The talk was animated, and remained always brilliant in form even when it ceased to be brilliant in substance.  There were moments when Ann Veronica rather more than suspected the chief speakers to be, as school-boys say, showing off at her.

They talked of a new substitute for dripping in vegetarian cookery that Mrs. Goopes was convinced exercised an exceptionally purifying influence on the mind.  And then they talked of Anarchism and Socialism, and whether the former was the exact opposite of the latter or only a higher form.  The reddish-haired young man contributed allusions to the Hegelian philosophy that momentarily confused the discussion.  Then Alderman Dunstable, who had hitherto been silent, broke out into speech and went off at a tangent, and gave his personal impressions of quite a number of his fellow-councillors.  He continued to do this for the rest of the evening intermittently, in and out, among other topics.  He addressed himself chiefly to Goopes, and spoke as if in reply to long-sustained inquiries on the part of Goopes into the personnel of the Marylebone Borough Council.  “If you were to ask me,” he would say, “I should say Blinders is straight.  An ordinary type, of course—­”

Mrs.
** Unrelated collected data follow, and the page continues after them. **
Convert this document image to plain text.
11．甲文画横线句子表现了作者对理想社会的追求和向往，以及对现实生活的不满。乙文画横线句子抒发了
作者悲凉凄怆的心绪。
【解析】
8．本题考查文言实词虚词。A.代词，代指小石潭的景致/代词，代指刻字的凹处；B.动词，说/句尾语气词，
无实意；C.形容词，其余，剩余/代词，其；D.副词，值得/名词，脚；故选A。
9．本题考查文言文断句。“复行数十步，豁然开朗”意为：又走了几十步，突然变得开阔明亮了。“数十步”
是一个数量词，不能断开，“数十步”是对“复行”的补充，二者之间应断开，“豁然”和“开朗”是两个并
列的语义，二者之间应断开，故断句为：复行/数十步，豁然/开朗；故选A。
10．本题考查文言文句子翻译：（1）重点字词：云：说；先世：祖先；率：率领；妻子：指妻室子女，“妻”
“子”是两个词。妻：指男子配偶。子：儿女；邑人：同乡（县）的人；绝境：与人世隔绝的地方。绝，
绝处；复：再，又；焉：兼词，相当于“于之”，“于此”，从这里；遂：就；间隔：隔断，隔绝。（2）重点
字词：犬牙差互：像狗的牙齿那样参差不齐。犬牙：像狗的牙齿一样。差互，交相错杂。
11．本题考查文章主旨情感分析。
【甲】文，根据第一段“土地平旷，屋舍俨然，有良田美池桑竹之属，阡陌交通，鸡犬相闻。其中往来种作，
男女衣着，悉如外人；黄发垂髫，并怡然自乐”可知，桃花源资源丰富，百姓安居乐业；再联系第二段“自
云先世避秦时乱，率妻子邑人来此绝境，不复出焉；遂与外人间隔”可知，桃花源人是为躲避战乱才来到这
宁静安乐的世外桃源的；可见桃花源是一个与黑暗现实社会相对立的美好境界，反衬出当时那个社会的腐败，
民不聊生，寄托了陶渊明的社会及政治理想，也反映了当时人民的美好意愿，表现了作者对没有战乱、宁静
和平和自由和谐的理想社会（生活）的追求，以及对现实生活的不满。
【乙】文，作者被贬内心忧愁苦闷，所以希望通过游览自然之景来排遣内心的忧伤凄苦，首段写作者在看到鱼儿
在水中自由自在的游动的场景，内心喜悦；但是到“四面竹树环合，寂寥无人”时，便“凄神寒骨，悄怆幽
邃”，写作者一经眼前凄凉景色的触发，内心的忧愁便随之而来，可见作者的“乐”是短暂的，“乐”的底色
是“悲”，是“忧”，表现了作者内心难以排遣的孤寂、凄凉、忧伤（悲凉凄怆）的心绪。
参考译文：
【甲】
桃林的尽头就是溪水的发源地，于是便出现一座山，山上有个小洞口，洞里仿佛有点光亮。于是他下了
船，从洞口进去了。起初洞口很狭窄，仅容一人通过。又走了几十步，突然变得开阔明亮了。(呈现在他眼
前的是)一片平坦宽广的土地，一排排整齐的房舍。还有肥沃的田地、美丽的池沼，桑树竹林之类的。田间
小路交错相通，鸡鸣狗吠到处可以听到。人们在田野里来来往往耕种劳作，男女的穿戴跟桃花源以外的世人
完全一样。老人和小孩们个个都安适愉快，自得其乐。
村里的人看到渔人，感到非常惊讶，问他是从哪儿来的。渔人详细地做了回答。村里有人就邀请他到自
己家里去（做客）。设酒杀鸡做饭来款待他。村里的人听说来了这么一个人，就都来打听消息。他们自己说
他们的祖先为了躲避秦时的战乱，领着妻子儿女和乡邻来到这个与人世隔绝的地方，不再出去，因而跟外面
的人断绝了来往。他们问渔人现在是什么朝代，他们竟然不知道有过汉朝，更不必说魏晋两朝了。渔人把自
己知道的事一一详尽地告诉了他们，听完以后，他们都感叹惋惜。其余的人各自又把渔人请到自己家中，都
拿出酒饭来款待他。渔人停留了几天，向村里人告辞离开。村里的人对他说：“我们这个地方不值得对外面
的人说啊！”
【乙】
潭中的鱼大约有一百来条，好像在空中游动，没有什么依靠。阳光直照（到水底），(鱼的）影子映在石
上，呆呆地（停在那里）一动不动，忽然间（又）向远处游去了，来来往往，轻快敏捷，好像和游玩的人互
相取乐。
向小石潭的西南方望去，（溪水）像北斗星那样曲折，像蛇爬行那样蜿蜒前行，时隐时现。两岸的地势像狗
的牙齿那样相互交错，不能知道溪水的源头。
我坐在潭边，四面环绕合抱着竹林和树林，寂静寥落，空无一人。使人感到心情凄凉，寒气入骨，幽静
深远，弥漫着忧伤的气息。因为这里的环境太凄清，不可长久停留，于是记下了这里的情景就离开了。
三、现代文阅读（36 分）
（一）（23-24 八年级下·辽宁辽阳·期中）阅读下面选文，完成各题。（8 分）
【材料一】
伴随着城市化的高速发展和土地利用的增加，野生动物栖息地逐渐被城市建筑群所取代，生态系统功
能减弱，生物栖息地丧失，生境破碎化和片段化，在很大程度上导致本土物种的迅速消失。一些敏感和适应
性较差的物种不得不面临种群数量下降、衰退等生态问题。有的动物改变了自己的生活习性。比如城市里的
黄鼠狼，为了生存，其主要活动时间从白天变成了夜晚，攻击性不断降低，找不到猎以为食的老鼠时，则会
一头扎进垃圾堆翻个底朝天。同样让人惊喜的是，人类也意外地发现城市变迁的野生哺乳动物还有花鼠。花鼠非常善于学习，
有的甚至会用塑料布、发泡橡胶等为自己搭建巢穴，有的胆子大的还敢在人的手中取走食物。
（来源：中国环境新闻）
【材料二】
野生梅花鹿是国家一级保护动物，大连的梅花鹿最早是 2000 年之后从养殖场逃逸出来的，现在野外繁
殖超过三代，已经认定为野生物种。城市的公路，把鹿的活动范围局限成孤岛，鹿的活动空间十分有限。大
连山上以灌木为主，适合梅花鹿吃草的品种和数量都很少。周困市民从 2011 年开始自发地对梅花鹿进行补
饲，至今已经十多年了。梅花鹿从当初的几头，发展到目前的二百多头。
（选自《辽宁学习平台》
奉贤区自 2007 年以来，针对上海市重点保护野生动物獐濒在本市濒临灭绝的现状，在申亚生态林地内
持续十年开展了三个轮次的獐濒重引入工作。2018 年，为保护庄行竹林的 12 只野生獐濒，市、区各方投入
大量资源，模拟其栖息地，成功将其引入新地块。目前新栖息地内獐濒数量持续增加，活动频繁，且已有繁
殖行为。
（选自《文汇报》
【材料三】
Dunstable’s contributions to the conversation were entirely in the form of nods; whenever Alderman Dunstable praised or blamed she nodded twice or thrice, according to the requirements of his emphasis.  And she seemed always to keep one eye on Ann Veronica’s dress.  Mrs. Goopes disconcerted the Alderman a little by abruptly challenging the roguish-looking young man in the orange tie (who, it seemed, was the assistant editor of New Ideas) upon a critique of Nietzsche and Tolstoy that had appeared in his paper, in which doubts had been cast upon the perfect sincerity of the latter.  Everybody seemed greatly concerned about the sincerity of Tolstoy.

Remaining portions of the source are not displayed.